Three challenges are worth calling out for teams embarking on a similar journey:

  • User story granularity was wrong on the first pass. The agent initially broke features into stories the way a human developer would: small, independent, individually testable. For an AI agent, each story requires reloading the full context, and a small story costs nearly as much as a large one. A single larger story per connector worked better. The right approach for humans was the wrong approach for agents — it took a failed iteration to discover that.
  • Artefact detail is a cost lever. The agent generates more detail than humans need to review. Early design documents created review overhead that slowed the pipeline. The team iterated on prompt design to calibrate output. Expect two to three iterations per skill before output consistently matches how the team actually works.
  • Token consumption was higher than planned. The agent sometimes loaded entire documents when it only needed specific sections. The team is now evaluating whether non-coding stages should run on smaller, cheaper models, reserving the expensive model for the engineering stage where code quality matters most.

What’s Next

Three streams are scaling in parallel. The Connectors AI PDLC is rolling out to the full delivery team. Features AI PDLC and Config Builder AI PDLC are each on a 6-week sprint to MVP. The Config Builder then phases across Solutions, Pre-Sales, and Delivery teams over the following months. Each cohort validates before the next begins.

The Code PDLC and Config PDLC are merging into a single pipeline: one lifecycle, two output types. If AI can build platform configuration in 6 days instead of 26, that capability can extend to customers — compressing project delivery timelines and opening self-service options that change the commercial model for professional services.

Where This Led

Michael Kinloch, Xceptor’s SVP Engineering, co-presented this work with Forte at CTO Craft London (March 2026) and CTO Craft Toronto (May 2026), with updated results at each conference.

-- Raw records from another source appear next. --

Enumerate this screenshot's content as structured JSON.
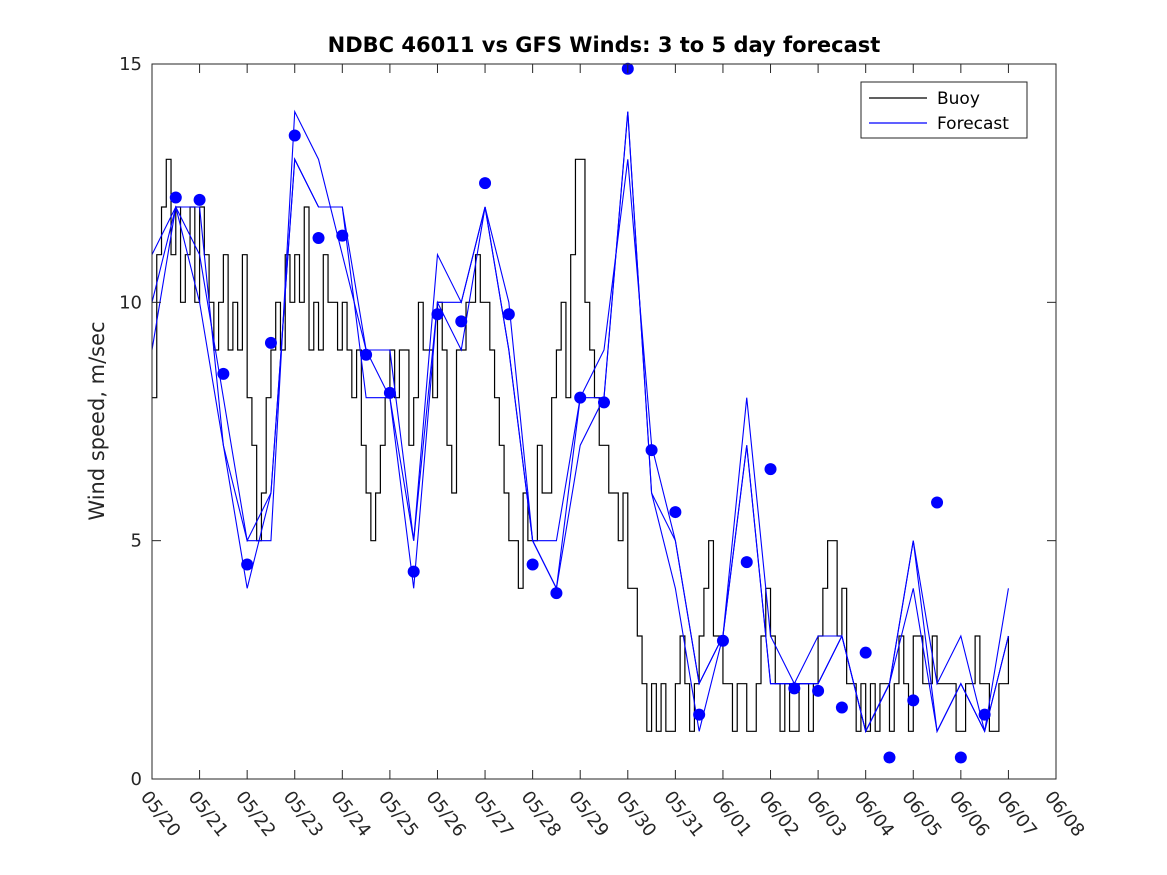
{
  "chart_data": {
    "type": "line",
    "title": "NDBC 46011 vs GFS Winds: 3 to 5 day forecast",
    "xlabel": "",
    "ylabel": "Wind speed, m/sec",
    "xlim": [
      "05/20",
      "06/08"
    ],
    "ylim": [
      0,
      15
    ],
    "yticks": [
      0,
      5,
      10,
      15
    ],
    "xticks": [
      "05/20",
      "05/21",
      "05/22",
      "05/23",
      "05/24",
      "05/25",
      "05/26",
      "05/27",
      "05/28",
      "05/29",
      "05/30",
      "05/31",
      "06/01",
      "06/02",
      "06/03",
      "06/04",
      "06/05",
      "06/06",
      "06/07",
      "06/08"
    ],
    "x_unit": "days since 05/20",
    "legend": {
      "placement": "top-right",
      "entries": [
        "Buoy",
        "Forecast"
      ]
    },
    "colors": {
      "Buoy": "#000000",
      "Forecast": "#0000ff"
    },
    "series": [
      {
        "name": "Buoy",
        "x": [
          0.0,
          0.1,
          0.2,
          0.3,
          0.4,
          0.5,
          0.6,
          0.7,
          0.8,
          0.9,
          1.0,
          1.1,
          1.2,
          1.3,
          1.4,
          1.5,
          1.6,
          1.7,
          1.8,
          1.9,
          2.0,
          2.1,
          2.2,
          2.3,
          2.4,
          2.5,
          2.6,
          2.7,
          2.8,
          2.9,
          3.0,
          3.1,
          3.2,
          3.3,
          3.4,
          3.5,
          3.6,
          3.7,
          3.8,
          3.9,
          4.0,
          4.1,
          4.2,
          4.3,
          4.4,
          4.5,
          4.6,
          4.7,
          4.8,
          4.9,
          5.0,
          5.1,
          5.2,
          5.3,
          5.4,
          5.5,
          5.6,
          5.7,
          5.8,
          5.9,
          6.0,
          6.1,
          6.2,
          6.3,
          6.4,
          6.5,
          6.6,
          6.7,
          6.8,
          6.9,
          7.0,
          7.1,
          7.2,
          7.3,
          7.4,
          7.5,
          7.6,
          7.7,
          7.8,
          7.9,
          8.0,
          8.1,
          8.2,
          8.3,
          8.4,
          8.5,
          8.6,
          8.7,
          8.8,
          8.9,
          9.0,
          9.1,
          9.2,
          9.3,
          9.4,
          9.5,
          9.6,
          9.7,
          9.8,
          9.9,
          10.0,
          10.1,
          10.2,
          10.3,
          10.4,
          10.5,
          10.6,
          10.7,
          10.8,
          10.9,
          11.0,
          11.1,
          11.2,
          11.3,
          11.4,
          11.5,
          11.6,
          11.7,
          11.8,
          11.9,
          12.0,
          12.1,
          12.2,
          12.3,
          12.4,
          12.5,
          12.6,
          12.7,
          12.8,
          12.9,
          13.0,
          13.1,
          13.2,
          13.3,
          13.4,
          13.5,
          13.6,
          13.7,
          13.8,
          13.9,
          14.0,
          14.1,
          14.2,
          14.3,
          14.4,
          14.5,
          14.6,
          14.7,
          14.8,
          14.9,
          15.0,
          15.1,
          15.2,
          15.3,
          15.4,
          15.5,
          15.6,
          15.7,
          15.8,
          15.9,
          16.0,
          16.1,
          16.2,
          16.3,
          16.4,
          16.5,
          16.6,
          16.7,
          16.8,
          16.9,
          17.0,
          17.1,
          17.2,
          17.3,
          17.4,
          17.5,
          17.6,
          17.7,
          17.8,
          17.9,
          18.0
        ],
        "values": [
          8,
          11,
          12,
          13,
          11,
          12,
          10,
          11,
          12,
          10,
          12,
          11,
          10,
          9,
          10,
          11,
          9,
          10,
          9,
          11,
          8,
          7,
          5,
          6,
          8,
          9,
          10,
          9,
          11,
          10,
          11,
          10,
          12,
          9,
          10,
          9,
          11,
          10,
          10,
          9,
          10,
          9,
          8,
          9,
          7,
          6,
          5,
          6,
          7,
          8,
          9,
          8,
          9,
          9,
          7,
          8,
          10,
          9,
          9,
          8,
          10,
          9,
          7,
          6,
          9,
          9,
          10,
          10,
          11,
          10,
          10,
          9,
          8,
          7,
          6,
          5,
          5,
          4,
          6,
          5,
          5,
          7,
          6,
          6,
          8,
          9,
          10,
          8,
          11,
          13,
          13,
          10,
          9,
          8,
          7,
          7,
          6,
          6,
          5,
          6,
          4,
          4,
          3,
          2,
          1,
          2,
          1,
          2,
          1,
          1,
          2,
          3,
          2,
          1,
          2,
          3,
          4,
          5,
          3,
          3,
          2,
          2,
          1,
          2,
          2,
          1,
          1,
          2,
          3,
          4,
          3,
          2,
          1,
          2,
          1,
          1,
          2,
          2,
          1,
          2,
          3,
          4,
          5,
          5,
          3,
          4,
          2,
          2,
          1,
          2,
          1,
          2,
          1,
          2,
          2,
          1,
          2,
          3,
          2,
          1,
          3,
          3,
          2,
          2,
          3,
          2,
          2,
          2,
          2,
          1,
          1,
          2,
          2,
          3,
          2,
          2,
          1,
          1,
          2,
          2,
          3
        ]
      },
      {
        "name": "Forecast",
        "runs": [
          {
            "x": [
              0.0,
              0.5,
              1.0,
              1.5,
              2.0,
              2.5,
              3.0,
              3.5,
              4.0,
              4.5,
              5.0,
              5.5,
              6.0,
              6.5,
              7.0,
              7.5,
              8.0,
              8.5,
              9.0,
              9.5,
              10.0,
              10.5,
              11.0,
              11.5,
              12.0,
              12.5,
              13.0,
              13.5,
              14.0,
              14.5,
              15.0,
              15.5,
              16.0,
              16.5,
              17.0,
              17.5,
              18.0
            ],
            "y": [
              9,
              12,
              12,
              7,
              5,
              6,
              13,
              12,
              12,
              8,
              8,
              4,
              10,
              9,
              12,
              9,
              5,
              4,
              8,
              8,
              14,
              6,
              5,
              2,
              3,
              7,
              2,
              2,
              2,
              3,
              1,
              2,
              4,
              1,
              2,
              1,
              3
            ]
          },
          {
            "x": [
              0.0,
              0.5,
              1.0,
              1.5,
              2.0,
              2.5,
              3.0,
              3.5,
              4.0,
              4.5,
              5.0,
              5.5,
              6.0,
              6.5,
              7.0,
              7.5,
              8.0,
              8.5,
              9.0,
              9.5,
              10.0,
              10.5,
              11.0,
              11.5,
              12.0,
              12.5,
              13.0,
              13.5,
              14.0,
              14.5,
              15.0,
              15.5,
              16.0,
              16.5,
              17.0,
              17.5,
              18.0
            ],
            "y": [
              10,
              12,
              11,
              8,
              5,
              5,
              14,
              13,
              11,
              9,
              8,
              5,
              11,
              10,
              12,
              9,
              5,
              5,
              8,
              9,
              13,
              7,
              5,
              2,
              3,
              8,
              3,
              2,
              3,
              3,
              1,
              2,
              5,
              2,
              3,
              1,
              4
            ]
          },
          {
            "x": [
              0.0,
              0.5,
              1.0,
              1.5,
              2.0,
              2.5,
              3.0,
              3.5,
              4.0,
              4.5,
              5.0,
              5.5,
              6.0,
              6.5,
              7.0,
              7.5,
              8.0,
              8.5,
              9.0,
              9.5,
              10.0,
              10.5,
              11.0,
              11.5,
              12.0,
              12.5,
              13.0,
              13.5,
              14.0,
              14.5,
              15.0,
              15.5,
              16.0,
              16.5,
              17.0,
              17.5,
              18.0
            ],
            "y": [
              11,
              12,
              10,
              7,
              4,
              6,
              13,
              12,
              12,
              9,
              9,
              5,
              10,
              10,
              12,
              10,
              5,
              4,
              7,
              8,
              14,
              6,
              4,
              1,
              3,
              7,
              2,
              2,
              2,
              3,
              1,
              2,
              5,
              1,
              2,
              1,
              3
            ]
          }
        ],
        "points": {
          "x": [
            0.5,
            1.0,
            1.5,
            2.0,
            2.5,
            3.0,
            3.5,
            4.0,
            4.5,
            5.0,
            5.5,
            6.0,
            6.5,
            7.0,
            7.5,
            8.0,
            8.5,
            9.0,
            9.5,
            10.0,
            10.5,
            11.0,
            11.5,
            12.0,
            12.5,
            13.0,
            13.5,
            14.0,
            14.5,
            15.0,
            15.5,
            16.0,
            16.5,
            17.0,
            17.5
          ],
          "y": [
            12.2,
            12.15,
            8.5,
            4.5,
            9.15,
            13.5,
            11.35,
            11.4,
            8.9,
            8.1,
            4.35,
            9.75,
            9.6,
            12.5,
            9.75,
            4.5,
            3.9,
            8.0,
            7.9,
            14.9,
            6.9,
            5.6,
            1.35,
            2.9,
            4.55,
            6.5,
            1.9,
            1.85,
            1.5,
            2.65,
            0.45,
            1.65,
            5.8,
            0.45,
            1.35
          ]
        }
      }
    ]
  }
}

The engagement expanded from a single agent build into a board-approved, firm-wide AI programme. Through Xceptor, Forte was introduced to Astorg, the PE firm behind the investment, which led to a broader relationship covering AI adoption across Astorg portfolio companies.

Technology Stack

Anthropic Claude (Opus for engineering stages, Sonnet for non-coding stages), GitHub Copilot, Claude Code with custom skill architecture (v1.13, 46 org-wide installs), Playwright MCP (test automation), Azure DevOps, Azure OpenAI (agent products), Azure Document Intelligence (OCR and document extraction), Kubernetes on Azure (agent deployment), custom orchestration engine, SOC 2 and ISO 27001 compliance frameworks.